The girl left the office, but made a big mistake. An error which, from my point of view, it was a real godsend, she left the door open.
I rejoiced in secret for that dumb girl, and I approached the door, trying to spy.
And I saw them: the mayor Vishal Malik and Arnav Singh Raizada in an animated discussion, trying to impose one's will on the other.
The discussion focused on some rigged contracts in the area east of Chicago, including the mayor, it seemed, who was the beneficiary. They mention absurd figures, extent of one hundred million dollars, and I wondered how a person, a human being, could never be happy with what he have, but just to make money and have wealth, they should cheat and harm others. The world really sucks, I thought angrily.
The discussion lasted about half an hour, I saw Raizada to head towards the door, escorted by bodyguard. With a sinking heart I hid behind a pillar to my right and I kept the camera ready. The mayor shook hands with Raizada and his henchmen, and I decided that this was the time to act. One shot, two, three ... too bad, too focused on the events that happened, I did not notice one thing: I had not entered the off mode of the camera sounds. Shit, I thought when I saw the heads turining toward me. Big mistake. Now what? I had left only one alternative: to escape. Cursing mentally, I headed towards the exit, noting in passing that shocked faces staring at my slim figure running at breakneck speed.
Too bad that, at the exit of the town hall, I found a black limousine and four men staring at me.
I tried to escape but it was useless: the men, all dressed in black, surrounded me and one of them walked in a threatening manner towards me. At that moment my life reappeared before my eyes, just as happens in the movies. I saw myself child in the arms of my mother, I saw myself playing football with Kunal, my best friend, I saw the face of my father happy and excited on the day of graduation ... Because I knew that my life would end.
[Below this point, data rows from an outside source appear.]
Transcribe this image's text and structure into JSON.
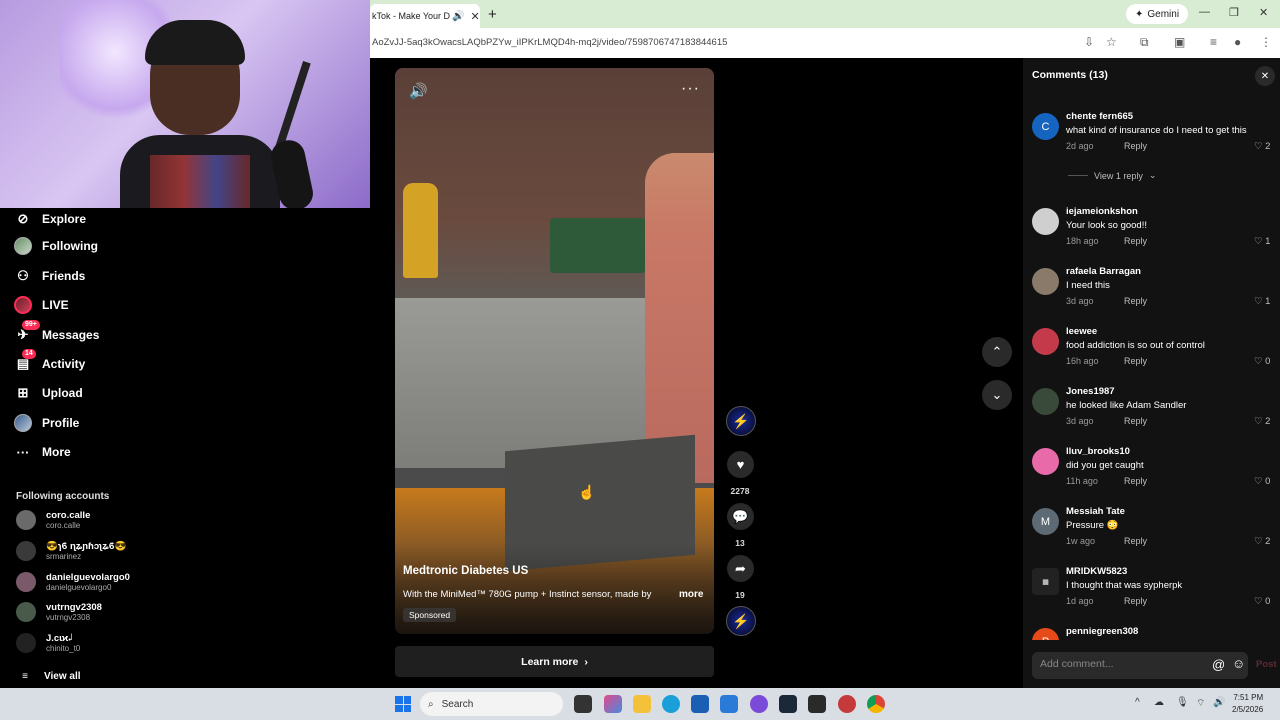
{
  "browser": {
    "tab_title": "kTok - Make Your Da",
    "tab_sound_icon": "speaker-icon",
    "gemini_label": "Gemini",
    "url": "AoZvJJ-5aq3kOwacsLAQbPZYw_iIPKrLMQD4h-mq2j/video/7598706747183844615"
  },
  "nav": {
    "items": [
      {
        "label": "Explore",
        "icon": "compass-icon"
      },
      {
        "label": "Following",
        "icon": "avatar"
      },
      {
        "label": "Friends",
        "icon": "friends-icon"
      },
      {
        "label": "LIVE",
        "icon": "live-avatar"
      },
      {
        "label": "Messages",
        "icon": "messages-icon",
        "badge": "99+"
      },
      {
        "label": "Activity",
        "icon": "activity-icon",
        "badge": "14"
      },
      {
        "label": "Upload",
        "icon": "upload-icon"
      },
      {
        "label": "Profile",
        "icon": "profile-avatar"
      },
      {
        "label": "More",
        "icon": "more-icon"
      }
    ],
    "following_title": "Following accounts",
    "accounts": [
      {
        "name": "coro.calle",
        "handle": "coro.calle"
      },
      {
        "name": "😎ɿϐ ɳʑɲɦɔʅʑϐ😎",
        "handle": "srmarinez"
      },
      {
        "name": "danielguevolargo0",
        "handle": "danielguevolargo0"
      },
      {
        "name": "vutrngv2308",
        "handle": "vutrngv2308"
      },
      {
        "name": "J.cɩϰ𝆺𝅥",
        "handle": "chinito_t0"
      }
    ],
    "view_all": "View all"
  },
  "video": {
    "author": "Medtronic Diabetes US",
    "description": "With the MiniMed™ 780G pump + Instinct sensor, made by",
    "more_label": "more",
    "sponsored": "Sponsored",
    "learn_more": "Learn more",
    "likes": "2278",
    "comments": "13",
    "shares": "19"
  },
  "comments": {
    "title": "Comments (13)",
    "view_replies": "View 1 reply",
    "input_placeholder": "Add comment...",
    "post_label": "Post",
    "reply_label": "Reply",
    "items": [
      {
        "user": "chente fern665",
        "text": "what kind of insurance do I need to get this",
        "time": "2d ago",
        "likes": "2",
        "avatar_letter": "C",
        "avatar_color": "#1565c0"
      },
      {
        "user": "iejameionkshon",
        "text": "Your look so good!!",
        "time": "18h ago",
        "likes": "1",
        "avatar_letter": "",
        "avatar_color": "#cfcfcf"
      },
      {
        "user": "rafaela Barragan",
        "text": "I need this",
        "time": "3d ago",
        "likes": "1",
        "avatar_letter": "",
        "avatar_color": "#8a7a6a"
      },
      {
        "user": "leewee",
        "text": "food addiction is so out of control",
        "time": "16h ago",
        "likes": "0",
        "avatar_letter": "",
        "avatar_color": "#c43a4a"
      },
      {
        "user": "Jones1987",
        "text": "he looked like Adam Sandler",
        "time": "3d ago",
        "likes": "2",
        "avatar_letter": "",
        "avatar_color": "#3a4a3a"
      },
      {
        "user": "lluv_brooks10",
        "text": "did you get caught",
        "time": "11h ago",
        "likes": "0",
        "avatar_letter": "",
        "avatar_color": "#e86aa8"
      },
      {
        "user": "Messiah Tate",
        "text": "Pressure 😳",
        "time": "1w ago",
        "likes": "2",
        "avatar_letter": "M",
        "avatar_color": "#5d6a73"
      },
      {
        "user": "MRIDKW5823",
        "text": "I thought that was sypherpk",
        "time": "1d ago",
        "likes": "0",
        "avatar_letter": "",
        "avatar_color": "#222222"
      },
      {
        "user": "penniegreen308",
        "text": "",
        "time": "",
        "likes": "",
        "avatar_letter": "P",
        "avatar_color": "#e64a19"
      }
    ]
  },
  "taskbar": {
    "search_label": "Search",
    "time": "7:51 PM",
    "date": "2/5/2026"
  }
}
Maybe not here, not at that moment, but I knew that my end was near ... all for an unforgivable technical error.
The boy approached me, his face was dark and deformed by an evil grin ... I closed my eyes, trying to ignore the frantic beat of my heart and the fear that, in that moment, gripped my stomach. I hoped he did in a hurry, I hoped not to feel pain, until ...
- Do not touch her! - Ruled a hoarse voice, terribly attractive and equally bad .. the voice of Arnav Singh Raizada.